From 7898e8cfe5dbb75e32bc58cb93d6c7c91f9b6fd4 Mon Sep 17 00:00:00 2001
From: Irene Dea <deaairene@gmail.com>
Date: Tue, 22 Oct 2024 16:52:26 +0000
Subject: [PATCH] Add env var for configuring the maximum number of processes
 to use

---
 llmfoundry/data/finetuning/tasks.py | 26 ++++++++++++++++++++------
 1 file changed, 20 insertions(+), 6 deletions(-)

diff --git a/llmfoundry/data/finetuning/tasks.py b/llmfoundry/data/finetuning/tasks.py
index 915267786f..b9f588c284 100644
--- a/llmfoundry/data/finetuning/tasks.py
+++ b/llmfoundry/data/finetuning/tasks.py
@@ -515,6 +515,22 @@ def is_valid_ift_example(
     return True
 
 
+def _get_num_processes() -> int:
+    """Get the number of processes to use for dataset processing."""
+    detected_cpu_count = os.cpu_count() or 1
+    detected_cpus_with_margin = detected_cpu_count - 8
+    num_proc = max(1, detected_cpus_with_margin)
+
+    # Check if the user has set the MAX_NUM_PROC environment variable
+    # which caps the number of processes used for dataset processing.
+    if 'MAX_NUM_PROC' in os.environ:
+        max_num_proc_env = int(os.environ['MAX_NUM_PROC'])
+        if max_num_proc_env < num_proc:
+            num_proc = max_num_proc_env
+
+    return num_proc
+
+
 class StreamingFinetuningDataset(StreamingDataset):
     """Finetuning dataset with flexible tokenization using StreamingDataset.
 
@@ -960,18 +976,16 @@ def dataset_mapper(example: dict):
                     )
                 return mapping_fn(example, tokenizer)
 
-            detected_cpu_count = os.cpu_count() or 1
-            detected_cpus_with_margin = detected_cpu_count - 8
-            num_cpus_to_use = max(1, detected_cpus_with_margin)
-            if len(dataset) < num_cpus_to_use:
-                num_cpus_to_use = 1
+            num_proc = _get_num_processes()
+            if len(dataset) < num_proc:
+                num_proc = 1
 
             columns_to_remove = list(dataset[0].keys())
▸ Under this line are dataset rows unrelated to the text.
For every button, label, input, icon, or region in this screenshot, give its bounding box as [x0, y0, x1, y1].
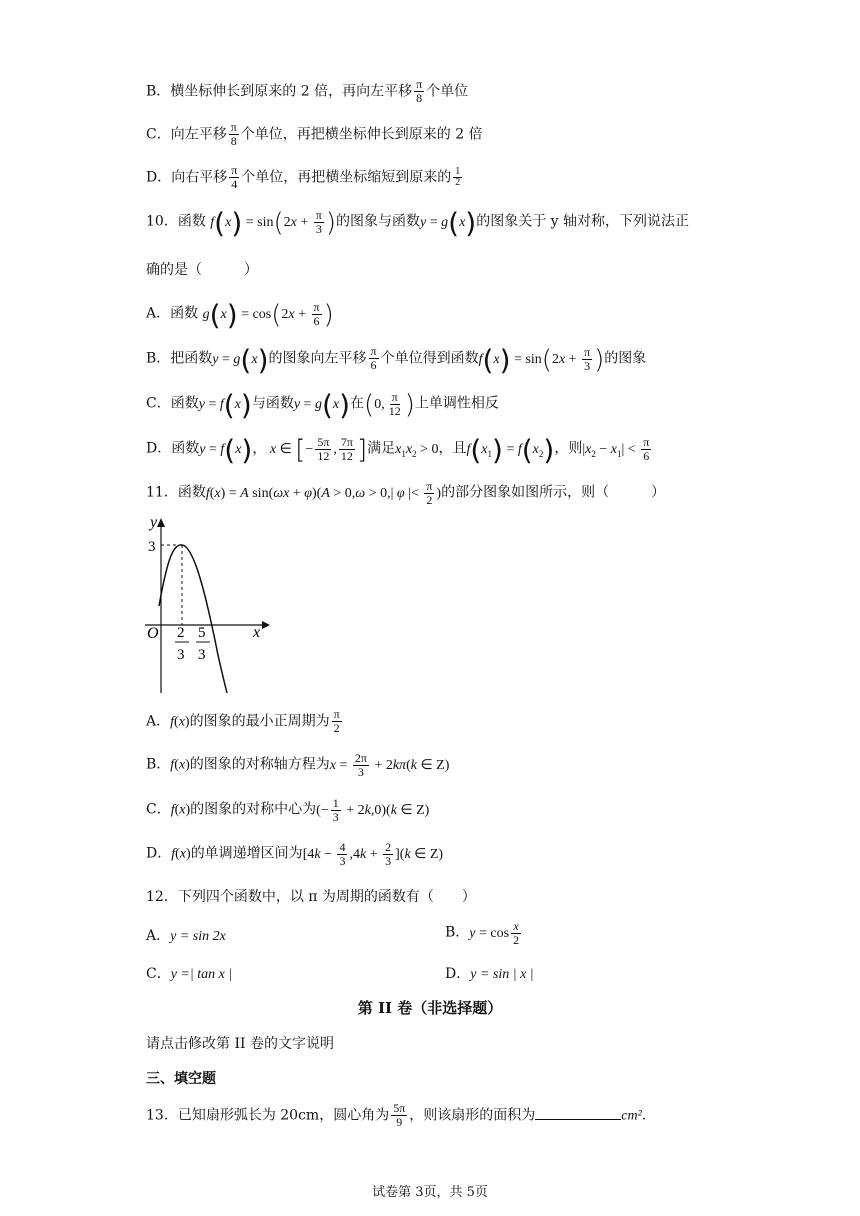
q9-option-c: C．向左平移 $\frac{\pi}{8}$ 个单位，再把横坐标伸长到原来的 2 倍	[146, 120, 483, 148]
section-title: 第 II 卷（非选择题）	[357, 999, 503, 1017]
q12-option-b: B．y = cos $\frac{x}{2}$	[445, 919, 520, 947]
y-label: y	[150, 515, 158, 531]
tick2-num: 5	[198, 625, 206, 641]
q10-stem: 10．函数 f(x) = sin(2x + $\frac{\pi}{3}$ )的图象与函数y = g(x)的图象关于 y 轴对称，下列说法正	[146, 206, 690, 239]
section-note: 请点击修改第 II 卷的文字说明	[146, 1036, 334, 1052]
max-value-label: 3	[148, 539, 156, 555]
fraction: $\frac{1}{2}$	[455, 166, 461, 188]
page-footer: 试卷第 3页，共 5页	[372, 1185, 488, 1200]
fraction: $\frac{\pi}{8}$	[416, 77, 423, 105]
part-heading: 三、填空题	[146, 1071, 216, 1087]
q12-option-a: A．y = sin 2x	[146, 928, 226, 944]
q11-option-a: A．f(x)的图象的最小正周期为 $\frac{\pi}{2}$	[146, 707, 340, 735]
q10-option-a: A．函数 g(x) = cos(2x + $\frac{\pi}{6}$ )	[146, 298, 334, 331]
origin-label: O	[147, 625, 159, 642]
x-label: x	[253, 624, 261, 641]
q10-stem-line2: 确的是（ ）	[146, 262, 258, 278]
answer-blank[interactable]	[535, 1107, 621, 1120]
q12-option-d: D．y = sin | x |	[445, 966, 534, 982]
tick1-num: 2	[177, 625, 185, 641]
q11-option-b: B．f(x)的图象的对称轴方程为x = $\frac{2\pi}{3}$ + 2kπ(k ∈ Z)	[146, 751, 450, 779]
fraction: $\frac{\pi}{8}$	[230, 120, 237, 148]
q11-option-c: C．f(x)的图象的对称中心为(− $\frac{1}{3}$ + 2k,0)(k ∈ Z)	[146, 796, 430, 824]
q12-option-c: C．y =| tan x |	[146, 966, 233, 982]
q12-stem: 12．下列四个函数中，以 π 为周期的函数有（ ）	[146, 889, 476, 905]
tick2-den: 3	[198, 647, 206, 663]
q11-function-graph	[140, 515, 280, 700]
q10-option-d: D．函数y = f(x)， x ∈ [− $\frac{5\pi}{12}$ , $\frac{7\pi}{12}$ ]满足$x_1x_2 > 0$，且$f(x_1) = f(x_2)$，则$|x_2 - x_1|$ < $\frac{\pi}{6}$	[146, 433, 650, 466]
x-axis-arrow	[262, 621, 270, 629]
tick1-den: 3	[177, 647, 185, 663]
q13-stem: 13．已知扇形弧长为 20cm，圆心角为 $\frac{5\pi}{9}$ ，则该扇形的面积为 cm².	[146, 1101, 647, 1129]
fraction: $\frac{\pi}{4}$	[231, 163, 238, 191]
y-axis-arrow	[157, 518, 165, 527]
q11-option-d: D．f(x)的单调递增区间为[4k − $\frac{4}{3}$ ,4k + $\frac{2}{3}$ ](k ∈ Z)	[146, 840, 444, 868]
q10-option-b: B．把函数y = g(x)的图象向左平移 $\frac{\pi}{6}$ 个单位得到函数f(x) = sin(2x + $\frac{\pi}{3}$ )的图象	[146, 343, 647, 376]
q11-stem: 11．函数f(x) = A sin(ωx + φ)(A > 0,ω > 0,| φ |< $\frac{\pi}{2}$ )的部分图象如图所示，则（ ）	[146, 479, 666, 507]
sine-curve	[159, 545, 227, 693]
q10-option-c: C．函数y = f(x)与函数y = g(x)在(0, $\frac{\pi}{12}$ )上单调性相反	[146, 388, 499, 421]
q9-option-d: D．向右平移 $\frac{\pi}{4}$ 个单位，再把横坐标缩短到原来的 $\frac{1}{2}$	[146, 163, 461, 191]
q9-option-b: B．横坐标伸长到原来的 2 倍，再向左平移 $\frac{\pi}{8}$ 个单位	[146, 77, 469, 105]
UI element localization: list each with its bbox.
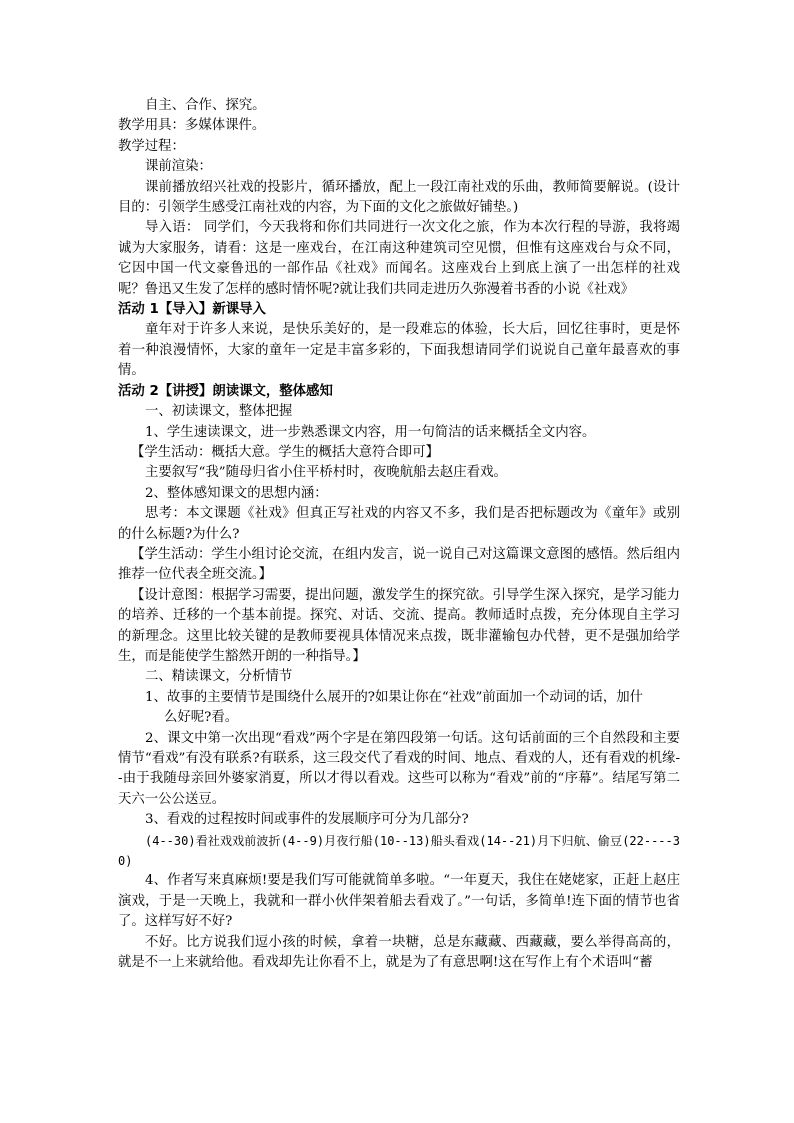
paragraph-teaching-method: 自主、合作、探究。 [145,98,266,113]
paragraph-question-4: 4、作者写来真麻烦!要是我们写可能就简单多啦。“一年夏天，我住在姥姥家，正赶上赵庄演戏，于是一天晚上，我就和一群小伙伴架着船去看戏了。”一句话，多简单!连下面的情节也省了。这样写好不好? [118,873,680,930]
paragraph-childhood: 童年对于许多人来说，是快乐美好的，是一段难忘的体验，长大后，回忆往事时，更是怀着一种浪漫情怀，大家的童年一定是丰富多彩的，下面我想请同学们说说自己童年最喜欢的事情。 [118,322,680,379]
paragraph-question-3: 3、看戏的过程按时间或事件的发展顺序可分为几部分? [145,812,469,828]
paragraph-student-activity-1: 【学生活动：概括大意。学生的概括大意符合即可】 [131,444,439,460]
paragraph-student-activity-2: 【学生活动：学生小组讨论交流，在组内发言，说一说自己对这篇课文意图的感悟。然后组内推荐一位代表全班交流。】 [118,546,681,583]
paragraph-question-1-cont: 么好呢?看。 [164,710,239,726]
paragraph-item-2: 2、整体感知课文的思想内涵： [145,485,328,501]
paragraph-intro-speech: 导入语： 同学们，今天我将和你们共同进行一次文化之旅，作为本次行程的导游，我将竭诚为大家服务，请看：这是一座戏台，在江南这种建筑司空见惯，但惟有这座戏台与众不同，它因中国一代文豪鲁迅的一部作品《社戏》而闻名。这座戏台上到底上演了一出怎样的社戏呢？鲁迅又生发了怎样的感时情怀呢?就让我们共同走进历久弥漫着书香的小说《社戏》 [118,220,680,297]
paragraph-item-1: 1、学生速读课文，进一步熟悉课文内容，用一句简洁的话来概括全文内容。 [145,424,596,440]
paragraph-thinking: 思考：本文课题《社戏》但真正写社戏的内容又不多，我们是否把标题改为《童年》或别的什么标题?为什么? [118,506,680,542]
paragraph-pre-class-detail: 课前播放绍兴社戏的投影片，循环播放，配上一段江南社戏的乐曲，教师简要解说。(设计目的：引领学生感受江南社戏的内容，为下面的文化之旅做好铺垫。) [118,179,680,216]
heading-activity-2: 活动 2【讲授】朗读课文，整体感知 [118,383,333,399]
heading-activity-1: 活动 1【导入】新课导入 [118,302,266,318]
paragraph-design-intent: 【设计意图：根据学习需要，提出问题，激发学生的探究欲。引导学生深入探究，是学习能力的培养、迁移的一个基本前提。探究、对话、交流、提高。教师适时点拨，充分体现自主学习的新理念。这里比较关键的是教师要视具体情况来点拨，既非灌输包办代替，更不是强加给学生，而是能使学生豁然开朗的一种指导。】 [118,587,681,664]
paragraph-main-content: 主要叙写“我”随母归省小住平桥村时，夜晚航船去赵庄看戏。 [145,465,507,481]
document-page [118,96,680,973]
paragraph-plot-sections: (4--30)看社戏戏前波折(4--9)月夜行船(10--13)船头看戏(14--21)月下归航、偷豆(22----30) [118,833,680,869]
paragraph-teaching-process: 教学过程： [118,138,185,154]
paragraph-section-2: 二、精读课文，分析情节 [145,669,293,685]
paragraph-pre-class: 课前渲染： [145,159,212,175]
paragraph-answer-4: 不好。比方说我们逗小孩的时候，拿着一块糖，总是东藏藏、西藏藏，要么举得高高的，就是不一上来就给他。看戏却先让你看不上，就是为了有意思啊!这在写作上有个术语叫“蓄 [118,934,680,971]
paragraph-section-1: 一、初读课文，整体把握 [145,404,293,420]
paragraph-question-2: 2、课文中第一次出现“看戏”两个字是在第四段第一句话。这句话前面的三个自然段和主要情节“看戏”有没有联系?有联系，这三段交代了看戏的时间、地点、看戏的人，还有看戏的机缘--由于我随母亲回外婆家消夏，所以才得以看戏。这些可以称为“看戏”前的“序幕”。结尾写第二天六一公公送豆。 [118,730,680,807]
paragraph-teaching-tools: 教学用具：多媒体课件。 [118,118,266,134]
paragraph-question-1: 1、故事的主要情节是围绕什么展开的?如果让你在“社戏”前面加一个动词的话，加什 [145,689,644,705]
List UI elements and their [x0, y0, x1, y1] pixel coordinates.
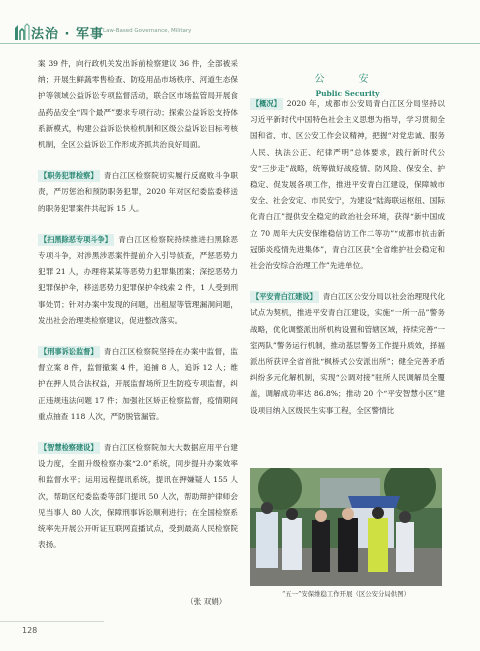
section-tag: 【职务犯罪检察】 [40, 171, 98, 181]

             tokenized_dataset = dataset.map(
                 dataset_mapper,
                 batched=False,
                 remove_columns=columns_to_remove,
-                num_proc=num_cpus_to_use,
+                num_proc=num_proc,
                 desc='Tokenizing dataset',
             )